Public health experts estimate at least 70 percent of the population must be vaccinated to achieve “herd immunity” and have been lobbying for a national strategy to develop and distribute a COVID-19 vaccine.
They fear demand will outpace supply and devolve into a repeat of the same scattershot approach that has engendered dysfunctional state-by-state testing standards and the helter-skelter distribution of personal protective equipment across the nation’s 50 states.
An effective distribution plan would need to include the uninsured and convince skeptics to be inoculated by a vaccine.
Logistics, potential supply chain shortages and patient monitoring standards are among issues the pilot distribution program should focus on, the Association of Immunization Managers (AIM) said in a letter, noting it has not been excluded from discussions with the CDC and White House.

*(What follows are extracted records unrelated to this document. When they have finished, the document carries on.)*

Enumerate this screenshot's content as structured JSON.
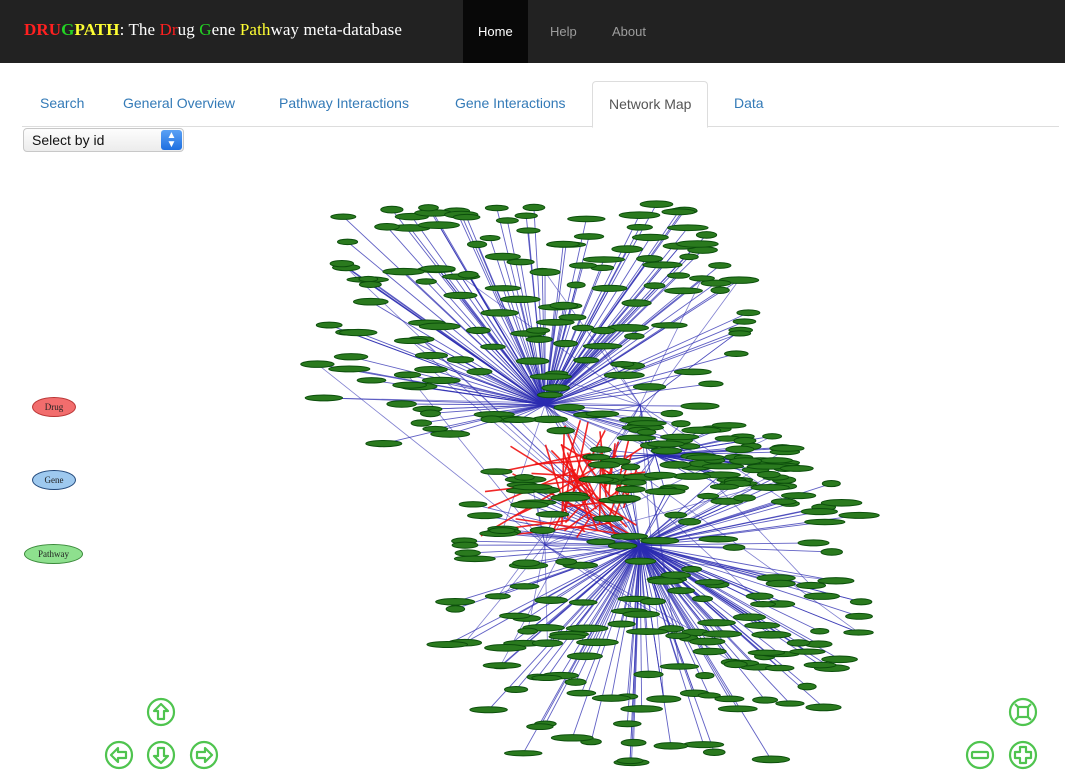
{
  "brand": {
    "part_drug_a": "DRU",
    "part_drug_b": "G",
    "part_path": "PATH",
    "colon": ": The ",
    "drug_d": "Dr",
    "drug_rest": "ug ",
    "gene_g": "G",
    "gene_rest": "ene ",
    "path_p": "Path",
    "tail": "way meta-database"
  },
  "nav": {
    "home": "Home",
    "help": "Help",
    "about": "About"
  },
  "tabs": [
    "Search",
    "General Overview",
    "Pathway Interactions",
    "Gene Interactions",
    "Network Map",
    "Data"
  ],
  "active_tab": "Network Map",
  "select": {
    "value": "Select by id",
    "arrow": "⌃⌄"
  },
  "legend": {
    "drug": "Drug",
    "gene": "Gene",
    "pathway": "Pathway"
  },
  "colors": {
    "drug": "#f26d6d",
    "gene": "#9ec9ef",
    "pathway": "#8ee08e",
    "node": "#2a7a1e",
    "node_stroke": "#0f5a0f",
    "edge": "#2b2bb0",
    "drug_edge": "#ee1111",
    "control": "#4fc44f"
  },
  "controls": {
    "pan_up": "arrow-up-icon",
    "pan_left": "arrow-left-icon",
    "pan_down": "arrow-down-icon",
    "pan_right": "arrow-right-icon",
    "fit": "fit-icon",
    "zoom_out": "minus-icon",
    "zoom_in": "plus-icon"
  }
}
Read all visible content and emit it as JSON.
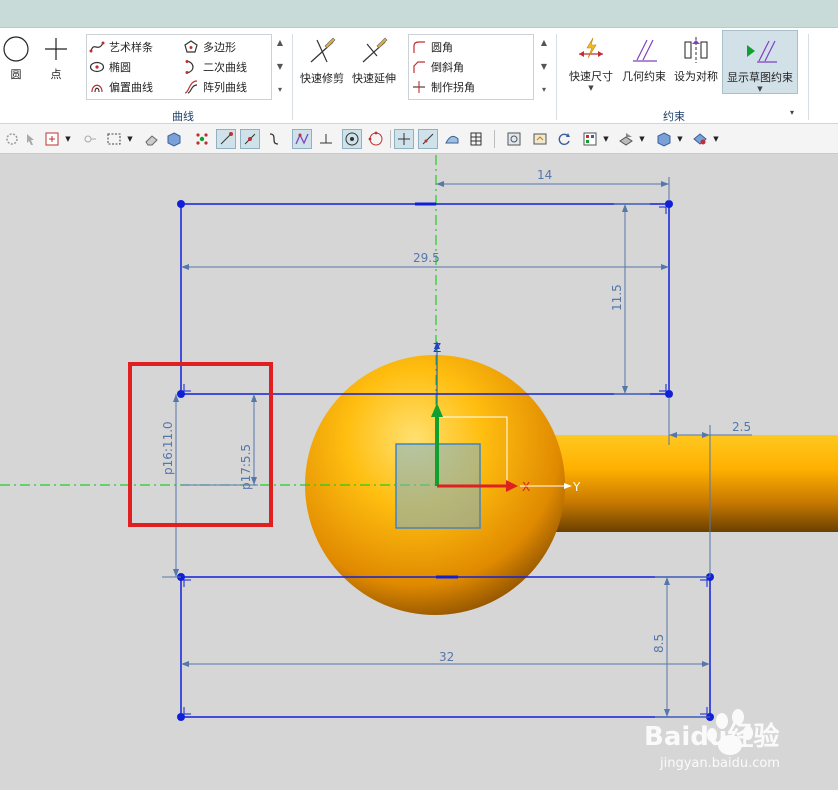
{
  "ribbon": {
    "tools_left": {
      "circle_label": "圆",
      "point_label": "点"
    },
    "curve_list": {
      "col1": [
        "艺术样条",
        "椭圆",
        "偏置曲线"
      ],
      "col2": [
        "多边形",
        "二次曲线",
        "阵列曲线"
      ]
    },
    "curve_group_label": "曲线",
    "edit_buttons": {
      "quick_trim": "快速修剪",
      "quick_extend": "快速延伸"
    },
    "corner_list": [
      "圆角",
      "倒斜角",
      "制作拐角"
    ],
    "constraint_buttons": {
      "quick_dim": "快速尺寸",
      "geo_constraint": "几何约束",
      "set_symmetric": "设为对称",
      "show_constraints": "显示草图约束"
    },
    "constraint_group_label": "约束"
  },
  "sketch": {
    "axis_z": "Z",
    "axis_x": "X",
    "axis_y": "Y",
    "dims": {
      "top_width": "14",
      "top_span": "29.5",
      "top_height": "11.5",
      "right_offset": "2.5",
      "p16": "p16:11.0",
      "p17": "p17:5.5",
      "bottom_height": "8.5",
      "bottom_span": "32"
    }
  },
  "watermark": {
    "logo": "Baidu经验",
    "url": "jingyan.baidu.com"
  },
  "colors": {
    "sketch_blue": "#1020d8",
    "dim_blue": "#5577aa",
    "axis_green": "#22cc22",
    "highlight_red": "#e02020",
    "sphere_orange": "#f0a000"
  }
}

“The enterprise to deliver and administer this vaccine to every American who wants it will be the greatest public health effort of our generation,” AIM said. “We seek to enhance the close coordination and cooperation between federal, state, local, and tribal authorities that will be necessary to achieve success.”
The National Governors Association’s (NGA) best practices committee issued a memorandum Aug, 3 imploring states to prepare vaccine distribution plans.
“Although a vaccine is not yet available, lessons learned from the acquisition and distribution of COVID-19 diagnostics and therapeutics suggest that governors may want to begin addressing the challenges of mass distribution before its arrival,” NGA said. “Immunizing the U.S. population against COVID-19 will likely require the single-largest vaccination campaign ever undertaken, and governors will play a key role in bringing together leaders from their state public health, immunization, and emergency management systems to design and execute the operation.”